Abstract

This paper addresses the challenges of high computational complexity and structural redundancy in the inference stage of large language models. It proposes a structured pruning method that combines a Pruning Importance Evaluation Mechanism (PIEM) with a Layer-aware Sensitivity Pruning Strategy (LSPS). The method first constructs a multi-dimensional structural scoring function. It evaluates the importance of each structural unit in the model by integrating weight distribution, gradient information, and contextual influence. Then, based on the sensitivity differences across layers, it adaptively adjusts the pruning intensity. This prevents uniform pruning from damaging performance in highly sensitive layers. Experiments conducted on the large language model ChatGLM-6B show that the proposed method outperforms existing public pruning strategies across multiple evaluation metrics. It significantly reduces inference latency while maintaining high model accuracy. It also removes a larger proportion of redundant structures.

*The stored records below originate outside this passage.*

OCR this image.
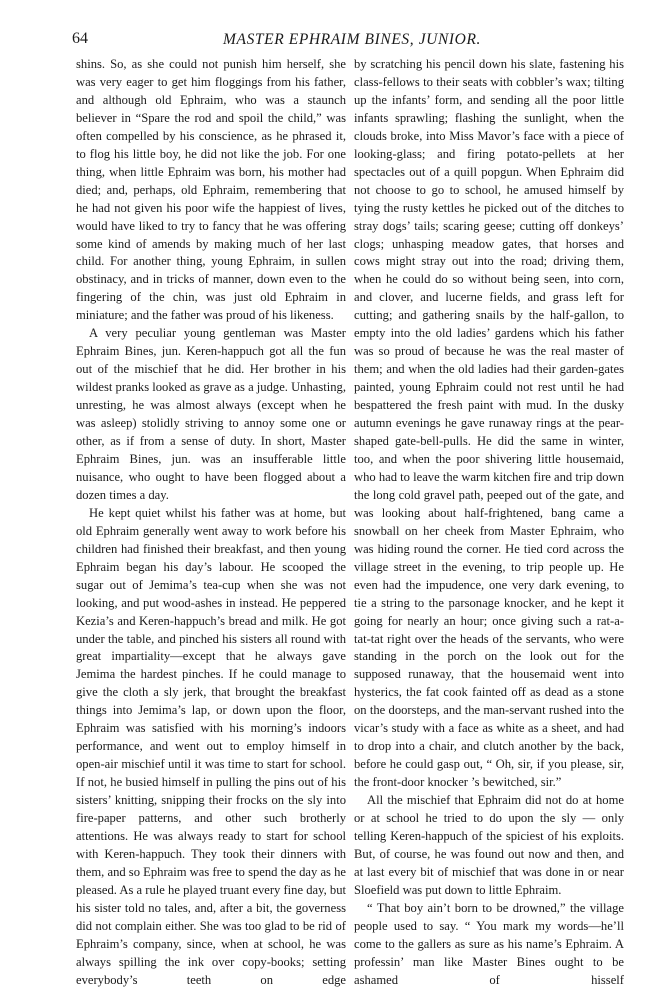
64	MASTER EPHRAIM BINES, JUNIOR.

shins. So, as she could not punish him herself, she was very eager to get him floggings from his father, and although old Ephraim, who was a staunch believer in “Spare the rod and spoil the child,” was often compelled by his conscience, as he phrased it, to flog his little boy, he did not like the job. For one thing, when little Ephraim was born, his mother had died; and, perhaps, old Ephraim, remembering that he had not given his poor wife the happiest of lives, would have liked to try to fancy that he was offering some kind of amends by making much of her last child. For another thing, young Ephraim, in sullen obstinacy, and in tricks of manner, down even to the fingering of the chin, was just old Ephraim in miniature; and the father was proud of his likeness.

A very peculiar young gentleman was Master Ephraim Bines, jun. Keren-happuch got all the fun out of the mischief that he did. Her brother in his wildest pranks looked as grave as a judge. Unhasting, unresting, he was almost always (except when he was asleep) stolidly striving to annoy some one or other, as if from a sense of duty. In short, Master Ephraim Bines, jun. was an insufferable little nuisance, who ought to have been flogged about a dozen times a day.

He kept quiet whilst his father was at home, but old Ephraim generally went away to work before his children had finished their breakfast, and then young Ephraim began his day’s labour. He scooped the sugar out of Jemima’s tea-cup when she was not looking, and put wood-ashes in instead. He peppered Kezia’s and Keren-happuch’s bread and milk. He got under the table, and pinched his sisters all round with great impartiality—except that he always gave Jemima the hardest pinches. If he could manage to give the cloth a sly jerk, that brought the breakfast things into Jemima’s lap, or down upon the floor, Ephraim was satisfied with his morning’s indoors performance, and went out to employ himself in open-air mischief until it was time to start for school. If not, he busied himself in pulling the pins out of his sisters’ knitting, snipping their frocks on the sly into fire-paper patterns, and other such brotherly attentions. He was always ready to start for school with Keren-happuch. They took their dinners with them, and so Ephraim was free to spend the day as he pleased. As a rule he played truant every fine day, but his sister told no tales, and, after a bit, the governess did not complain either. She was too glad to be rid of Ephraim’s company, since, when at school, he was always spilling the ink over copy-books; setting everybody’s teeth on edge

by scratching his pencil down his slate, fastening his class-fellows to their seats with cobbler’s wax; tilting up the infants’ form, and sending all the poor little infants sprawling; flashing the sunlight, when the clouds broke, into Miss Mavor’s face with a piece of looking-glass; and firing potato-pellets at her spectacles out of a quill popgun. When Ephraim did not choose to go to school, he amused himself by tying the rusty kettles he picked out of the ditches to stray dogs’ tails; scaring geese; cutting off donkeys’ clogs; unhasping meadow gates, that horses and cows might stray out into the road; driving them, when he could do so without being seen, into corn, and clover, and lucerne fields, and grass left for cutting; and gathering snails by the half-gallon, to empty into the old ladies’ gardens which his father was so proud of because he was the real master of them; and when the old ladies had their garden-gates painted, young Ephraim could not rest until he had bespattered the fresh paint with mud. In the dusky autumn evenings he gave runaway rings at the pear-shaped gate-bell-pulls. He did the same in winter, too, and when the poor shivering little housemaid, who had to leave the warm kitchen fire and trip down the long cold gravel path, peeped out of the gate, and was looking about half-frightened, bang came a snowball on her cheek from Master Ephraim, who was hiding round the corner. He tied cord across the village street in the evening, to trip people up. He even had the impudence, one very dark evening, to tie a string to the parsonage knocker, and he kept it going for nearly an hour; once giving such a rat-a-tat-tat right over the heads of the servants, who were standing in the porch on the look out for the supposed runaway, that the housemaid went into hysterics, the fat cook fainted off as dead as a stone on the doorsteps, and the man-servant rushed into the vicar’s study with a face as white as a sheet, and had to drop into a chair, and clutch another by the back, before he could gasp out, “ Oh, sir, if you please, sir, the front-door knocker ’s bewitched, sir.”

All the mischief that Ephraim did not do at home or at school he tried to do upon the sly — only telling Keren-happuch of the spiciest of his exploits. But, of course, he was found out now and then, and at last every bit of mischief that was done in or near Sloefield was put down to little Ephraim.

“ That boy ain’t born to be drowned,” the village people used to say. “ You mark my words—he’ll come to the gallers as sure as his name’s Ephraim. A professin’ man like Master Bines ought to be ashamed of hisself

In both comparative and ablation experiments, PIEM and LSPS each demonstrate strong independent effectiveness. When combined, the full method achieves the best results in both inference efficiency and structural compression rate. Furthermore, inference tests on edge devices and comparisons under different scoring metrics show that the proposed strategy maintains good stability and adaptability. This confirms its strong generalization ability and practical value in real-world engineering scenarios. Additional experiments validate that multi-round pruning offers a better depth of compression and performance retention than one-shot strategies. These findings further support the method's effectiveness in building lightweight and efficient language models for practical applications.